Le bandiere che sventolano colorate al sole , per una legge della fisica, attirano lo sguardo su sè stesse, ma anche su finestre e su balconi che, senza le bandiere, difficilmente avrebbero attirato la nostra attenzione, su case che prima scorrevano indistinte nella visione ‘passiva’ che è il nostro modo di vivere la città: sono un invito a ‘secondi sguardi’ sulle case, sulla città, sguardi che possono essere anche solo fotografie ‘virtuali’ fatte da chiunque, anche senza macchina e senza pellicola, senza stampe, come quelle che ha continuato a fare nella sua testa Cartier-Bresson quando ha smesso di fotografare in senso proprio.

Che cosa ci dicono questi sguardi sulle bandiere?

Che ci sono bandiere ‘tristi’ perchè sole davanti a persiane chiuse, a balconi vuoti, che sembrano messe lì per dovere, ma ci dicono anche che ci sono bandiere ‘felici’ perchè circondate dai segni della vita. Tra le bandiere lo sguardo ha imparato a cercare e poi ha scelto di fotografare solo le bandiere ‘felici’, riconoscibili per la ricchezza dell’intorno immmmediato della finestra (tendine, fiori, persiane) o del balcone (bucato, piante, biciclette, sci, scale, tavolini seggiole, armadietti, tendoni, tappeti), o del negozio (pizzeria, ristorante, panettiere, giornalaio, sarto, benzinaio), perchè queste bandiere convivono felicemente non solo con la domesticità ‘privata’ - l’aspetto visibile della vita quotidiana delle singole famiglie -ma anche con la domesticità ‘pubblica’, che è l’aspetto visibile della vita quotidiana di chi offre servizi alla residenza.

Questo ri-guardare il mondo non è naturalmente circoscritto, non è facilmente circoscrivibile, così guardare queste nuove bandiere porta anche a ri-guardare il loro intorno immediato: la finestra, il balcone, la loggia, il terrazzo, a ri-pensare il carattere primo di questo intorno - in quanto costruzione - ed il suo carattere acquisito - in quanto abitazione - ed allo stesso modo il carattere - di costruzione, di abitazione - della casa intera, della facciata, e infine porta a ri-pensare alla pace a partire dalla coerenza avvertibile tra le bandiere ed il loro intorno.

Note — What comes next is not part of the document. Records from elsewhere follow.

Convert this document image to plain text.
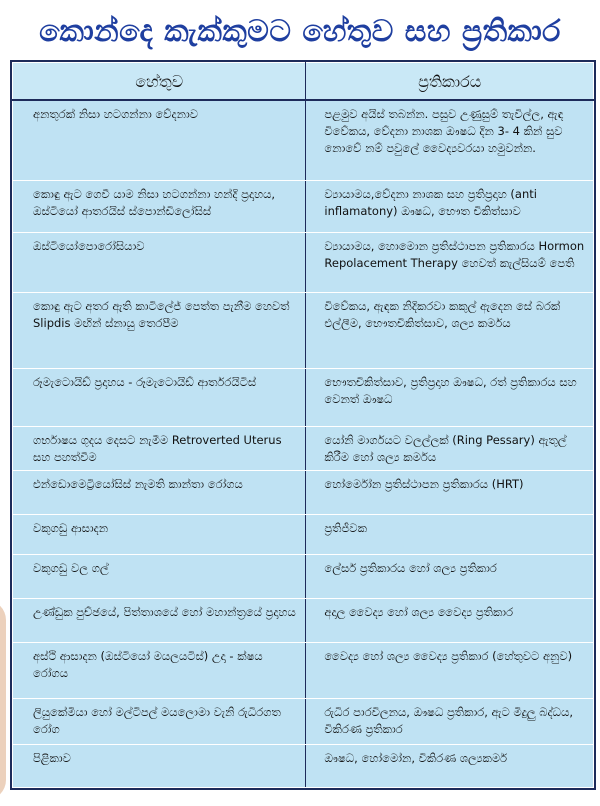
කොන්දෙ කැක්කුමට හේතුව සහ ප්‍රතිකාර
හේතුව	ප්‍රතිකාරය
අනතුරක් නිසා හටගන්නා වේදනාව	පළමුව අයිස් තබන්න. පසුව උණුසුම් තැවිල්ල, ඇඳ විවේකය, වේදනා නාශක ඖෂධ දින 3- 4 කින් සුව නොවේ නම් පවුලේ වෛද්‍යවරයා හමුවන්න.
කොඳු ඇට ගෙවී යාම නිසා හටගන්නා හන්දි ප්‍රදාහය, ඔස්ටියෝ ආතරයිස් ස්පොන්ඩිලෝසිස්	ව්‍යායාමය,වේදනා නාශක සහ ප්‍රතිප්‍රදාහ (anti inflamatony) ඖෂධ, භෞත චිකිත්සාව
ඔස්ටියෝපොරෝසියාව	ව්‍යායාමය, හොමොන ප්‍රතිස්ථාපන ප්‍රතිකාරය Hormon Repolacement Therapy හෙවත් කැල්සියම් පෙති
කොඳු ඇට අතර ඇති කාටිලේජ් පෙත්ත පැනීම හෙවත් Slipdis මඟින් ස්නායු තෙරපීම	විවේකය, ඇඳක නිදිකරවා කකුල් ඇදෙන සේ බරක් එල්ලීම, භෞතචිකිත්සාව, ශල්‍ය කර්මය
රූමැටොයිඩ් ප්‍රදාහය - රූමැටොයිඩ් ආර්තරයිටිස්	භෞතචිකිත්සාව, ප්‍රතිප්‍රදාහ ඖෂධ, රත් ප්‍රතිකාරය සහ වෙනත් ඖෂධ
ගර්භාෂය ගුදය දෙසට නැමීම Retroverted Uterus සහ පහත්වීම	යෝනි මාර්ගයට වලල්ලක් (Ring Pessary) ඇතුල් කිරීම හෝ ශල්‍ය කර්මය
එන්ඩොමෙට්‍රියෝසිස් නැමති කාන්තා රෝගය	හෝර්මෝන ප්‍රතිස්ථාපන ප්‍රතිකාරය (HRT)
වකුගඩු ආසාදන	ප්‍රතිජීවක
වකුගඩු වල ගල්	ලේසර් ප්‍රතිකාරය හෝ ශල්‍ය ප්‍රතිකාර
උණ්ඩුක පුච්ඡයේ, පිත්තාශයේ හෝ මහාන්ත්‍රයේ ප්‍රදාහය	අදාල වෛද්‍ය හෝ ශල්‍ය වෛද්‍ය ප්‍රතිකාර
අස්ථි ආසාදන (ඔස්ටියෝ මයලයටිස්) උදා - ක්ෂය රෝගය	වෛද්‍ය හෝ ශල්‍ය වෛද්‍ය ප්‍රතිකාර (හේතුවට අනුව)
ලියුකේමියා හෝ මල්ටිපල් මයලොමා වැනි රුධිරගත රෝග	රුධිර පාරවිලනය, ඖෂධ ප්‍රතිකාර, ඇට මිදුලු බද්ධය, විකිරණ ප්‍රතිකාර
පිළිකාව	ඖෂධ, හෝමෝන, විකිරණ ශල්‍යකර්ම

Che cosa ci dicono questi ‘ secondi sguardi’ su finestre, balconi, negozi?

Dicono questi sguardi che ci sono case ‘calde’ (Branzi), che sono state disegnate e costruite - in modo conscio o inconscio (Caniggia) - per essere ospitali, o che si rivelano comunque oggi adatte ad essere ospitali, a volte addirittura di più di quando erano state appena costruite, sono le case che si avvertono abitate come alveari operosi, nelle quali i semi della vita quotidiana diventano piante rigogliose, così come ci sono case ‘fredde’, che sono state disegnate e costruite senza pensieri - né consci né inconsci - di diventare ospitali, carattere a cui sono difficilmente recuperabili tanto che ancora oggi non vi attecchiscono i semi della vita quotidiana: sono le case che sembrano disabitate di giorno ma anche la sera, perchè ci si vive come in un rifugio in tempo di guerra, con la luce accesa e le tapparelle abbassate,

Che cosa ci dicono questi ‘secondi sguardi’ sulle case ‘fredde’, sulle case ‘calde’?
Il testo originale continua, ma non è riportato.